As he ran he skirted the edge, shouting down. Only the pelting rain and the swish of forest trees made a mocking answer. If for any reason the girl had been obliged to leave the wagon, she would have stopped her team. This was no place to allow a team to travel alone.
He was thunderstruck—scarce able to believe his senses. Back in the road he trotted along, his blue eyes searching expertly in the mud for signs of what had happened. But it seemed that the trampling of the animals that were following Jo's wagon had obliterated every trace, provided the girl had been afoot in the road. And she must have been afoot there, or flown up into the sky!
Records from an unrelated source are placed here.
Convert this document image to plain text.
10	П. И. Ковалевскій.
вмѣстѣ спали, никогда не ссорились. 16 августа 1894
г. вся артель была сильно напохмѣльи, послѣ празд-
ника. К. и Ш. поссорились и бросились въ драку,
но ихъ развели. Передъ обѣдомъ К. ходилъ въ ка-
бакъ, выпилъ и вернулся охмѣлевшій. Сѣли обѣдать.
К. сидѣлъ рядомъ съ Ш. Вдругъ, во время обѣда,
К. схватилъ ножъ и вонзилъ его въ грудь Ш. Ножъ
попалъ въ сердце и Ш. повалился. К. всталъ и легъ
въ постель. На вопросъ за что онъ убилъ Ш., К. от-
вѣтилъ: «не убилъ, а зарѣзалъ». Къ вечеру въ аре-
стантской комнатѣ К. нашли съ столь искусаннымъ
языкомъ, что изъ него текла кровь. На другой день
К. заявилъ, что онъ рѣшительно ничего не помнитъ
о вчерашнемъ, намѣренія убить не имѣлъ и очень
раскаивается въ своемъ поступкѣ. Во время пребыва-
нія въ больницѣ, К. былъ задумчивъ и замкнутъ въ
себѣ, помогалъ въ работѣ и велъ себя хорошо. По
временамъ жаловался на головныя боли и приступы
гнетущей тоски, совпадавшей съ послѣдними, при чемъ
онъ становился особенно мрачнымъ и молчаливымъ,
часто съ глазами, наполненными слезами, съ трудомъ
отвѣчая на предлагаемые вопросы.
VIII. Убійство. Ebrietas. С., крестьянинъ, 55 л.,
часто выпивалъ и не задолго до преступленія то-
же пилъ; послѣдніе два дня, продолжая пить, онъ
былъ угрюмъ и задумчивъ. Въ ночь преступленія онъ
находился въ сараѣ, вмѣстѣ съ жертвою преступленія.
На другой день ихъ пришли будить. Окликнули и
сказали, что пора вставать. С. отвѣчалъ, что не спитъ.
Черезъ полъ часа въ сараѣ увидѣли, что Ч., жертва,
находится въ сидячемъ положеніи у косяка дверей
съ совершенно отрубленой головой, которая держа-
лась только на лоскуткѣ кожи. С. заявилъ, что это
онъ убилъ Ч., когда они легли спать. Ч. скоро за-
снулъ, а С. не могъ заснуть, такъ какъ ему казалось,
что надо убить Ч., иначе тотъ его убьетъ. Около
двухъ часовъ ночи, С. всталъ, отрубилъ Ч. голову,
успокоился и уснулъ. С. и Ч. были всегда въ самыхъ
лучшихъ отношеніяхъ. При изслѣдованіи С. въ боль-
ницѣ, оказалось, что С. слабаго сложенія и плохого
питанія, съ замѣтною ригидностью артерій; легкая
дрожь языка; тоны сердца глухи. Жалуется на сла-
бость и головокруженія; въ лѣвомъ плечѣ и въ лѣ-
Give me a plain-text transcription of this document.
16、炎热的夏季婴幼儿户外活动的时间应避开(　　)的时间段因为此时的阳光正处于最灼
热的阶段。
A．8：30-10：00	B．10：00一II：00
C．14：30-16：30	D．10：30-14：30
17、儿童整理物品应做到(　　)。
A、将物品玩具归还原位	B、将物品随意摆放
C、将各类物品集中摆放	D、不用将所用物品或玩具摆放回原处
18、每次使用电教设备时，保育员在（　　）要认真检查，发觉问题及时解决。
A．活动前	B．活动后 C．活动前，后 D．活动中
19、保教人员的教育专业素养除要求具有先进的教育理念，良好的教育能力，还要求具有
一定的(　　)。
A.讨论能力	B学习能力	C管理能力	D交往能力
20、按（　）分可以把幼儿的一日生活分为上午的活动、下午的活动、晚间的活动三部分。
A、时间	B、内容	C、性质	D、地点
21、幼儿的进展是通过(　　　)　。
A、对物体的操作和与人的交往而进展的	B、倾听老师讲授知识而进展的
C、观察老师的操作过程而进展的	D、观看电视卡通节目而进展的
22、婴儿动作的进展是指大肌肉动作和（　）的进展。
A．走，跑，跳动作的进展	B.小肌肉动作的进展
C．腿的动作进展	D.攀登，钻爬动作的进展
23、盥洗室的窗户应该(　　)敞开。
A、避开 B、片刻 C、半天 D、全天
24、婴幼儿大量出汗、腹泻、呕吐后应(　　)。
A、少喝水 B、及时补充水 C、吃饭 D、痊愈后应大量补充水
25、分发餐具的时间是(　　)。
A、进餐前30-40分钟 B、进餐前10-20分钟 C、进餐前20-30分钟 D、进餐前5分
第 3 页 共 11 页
Ah! He came to an abrupt halt. In the mud at the roadside was a single footprint—the print of a man's shoe. Then on the rock wall on the right-hand side of the road, and close to the footprint, was fresh mud. On hands and knees Hiram climbed up the rocky slope, and at the top found mud again. Buckthorn bushes grew close by. Some one had brushed against them recently, for the raindrops had been shaken from the leaves. In all the big-timber country of Mendocino County there had been no surer trailer than Hiram Hooker. For days he had followed panther and bear, eventually to track them to their lairs. No big animal hunt ever had been considered complete without Hiram Hooker to go along.
He remembered the incident of the man in the pines by the lake shore and groaned: "Fools!" he muttered. "They thought the rain would help cover their trail, where it only makes it plainer. Men can't travel through wet bushes without leaving a trail that looks like it had been made with whitewash and a broom. What has happened? Oh, Jo! Jo!"
He was off at a lope, his eyes darting glances hither and thither, following the trail as accurately as a hound follows a scent. Here leaves glistened with raindrops—there they looked dull. The trail was plain.
What has happened? The footprint of a man, and no sight of tracks made by the girl! Hiram was unarmed. He had left his wagon too surprised to think of grabbing up the Colt that he carried. Should he go back now and get Jo's six-shooter? No, the rain was falling too fast. Soon the bushes that the kidnapers had brushed in their escape would be covered with drops of water again, and the tail would vanish, since the land was rocky and showed no footprints. He must keep as close to the fleeing men as possible. He knew there must be more than one to manhandle Jerkline Jo!
Thus raced his thoughts as he sped on, never for an instant faltering on the trail.
"If it only doesn't rain harder!" came his groan. He prayed with childlike simplicity against this calamity, for more rain would wipe out the trail altogether.
He saw a large pine knot as he ran along, and paused to grasp it up. It was heavy with pitch and shaped like the warclub of an Indian. It was, in fact, too heavy, and few men would have considered it in the light of a weapon. Fifty yards farther Hiram found a mate to it, and picked it up too. Then he sped on and on into the forest of pines and firs, praying that the brush would not give out and make his trailing slower.
If these men ahead of him were trusting to their own legs to get away with Jerkline Jo, their legs would have to be better than any Hiram Hooker ever before had matched his own against. Why, he could keep up this pace for hours and hours! He knew more about surmounting the difficulties of a forest wilderness than any man in the south, he proudly told himself. These woods were as nothing compared with the majestic, seemingly endless sweep of the vast forests which he had roamed since childhood! If they did not take to horses, he'd make them sick of their bargains before they had gone many miles!